Thursday, 19 July 2007

The English Fallacy

As long term readers know I'm a Unionist. I believe that the concept of Englishness is false and the break up the Union would be a slap in the face to hundreds of years of history. My feelings were reaffirmed today in a strange roundabout way...

I went to Nottingham. Nottingham is about as different from London and Kent as is Scotland or Wales. They speak with a funny accent and have strange shops and listen to weird radio stations (Trent FM???). This whole obsession some people have with being English just seems so misplaced to me... what on Earth do I have in common with the people of Nottingham? Not much...

That's what I love about the UK... it's bloody diverse and only thing that holds us together is the fact we all live on the same group of islands. We work well together, even if we don't always get along.

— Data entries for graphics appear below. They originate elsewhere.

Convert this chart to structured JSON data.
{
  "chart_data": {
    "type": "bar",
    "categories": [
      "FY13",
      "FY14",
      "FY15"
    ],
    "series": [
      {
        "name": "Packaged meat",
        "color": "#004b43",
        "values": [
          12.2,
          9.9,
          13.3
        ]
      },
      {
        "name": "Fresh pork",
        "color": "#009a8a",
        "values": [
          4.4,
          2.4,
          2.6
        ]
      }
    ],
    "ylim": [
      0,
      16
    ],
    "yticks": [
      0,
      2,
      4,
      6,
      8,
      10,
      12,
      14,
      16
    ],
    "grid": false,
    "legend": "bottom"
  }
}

The concept of England going it alone is based on the idea that there is such a thing as an "English" person, and that the "English" share a culture. But I say there is isn't. I'm Kentish. The people from Yorkshire are proud to be from Yorkshire. The people from Cornwall are Cornish. We all have different cultures, different ways of speaking and different outlooks on life.

So if England ever did gain it's independence from the Union, I'd be the first person calling for Kent to secede. Because if we are going to base our country on the concept of a "shared culture" rather than on a geographical reality (us all living on the same group of islands) then I want to be in a country with all the Kentish Men and Men of Kent not in "England" a place with too many cultures to count.

3 comments:

James said...

Oh your new blog certainly gives us something to get our teeth into.

I don't like to come across as being negative and disagreeable but....

surely if you're born in England you're English.

The Scottish, Welsh and Irish don't say they're British do they? I mean I don't cling to the fact that I'm English until my fingertips bleed, but there is some history involved here which can't be ignored.

If we try to lump too many people in the same group it's like national genocide, and there aren't really any long-term benefits, only ever-increasing misery and rootless cosmopolitan greyness.

James

Jae Kay said...

That's the point. The English want to lump everyone in the area they refer to as England as being pretty much the same. This is wrong. We need to accept that within England there is a vast difference between cultuarl groups. And if we accept this then I see no reason for us to choose nationalism (the promotion of one culture over another) over Unionism (the acceptance of our different cultures and ways of life brought together under one flag)>

James said...

Thanks Jae, I agree with what you've said.

By the way this is James from http://hobbitlife.livejournal.com

Shameless plug.

For some reason I'm being linked to a blogger account I didn't even know I had.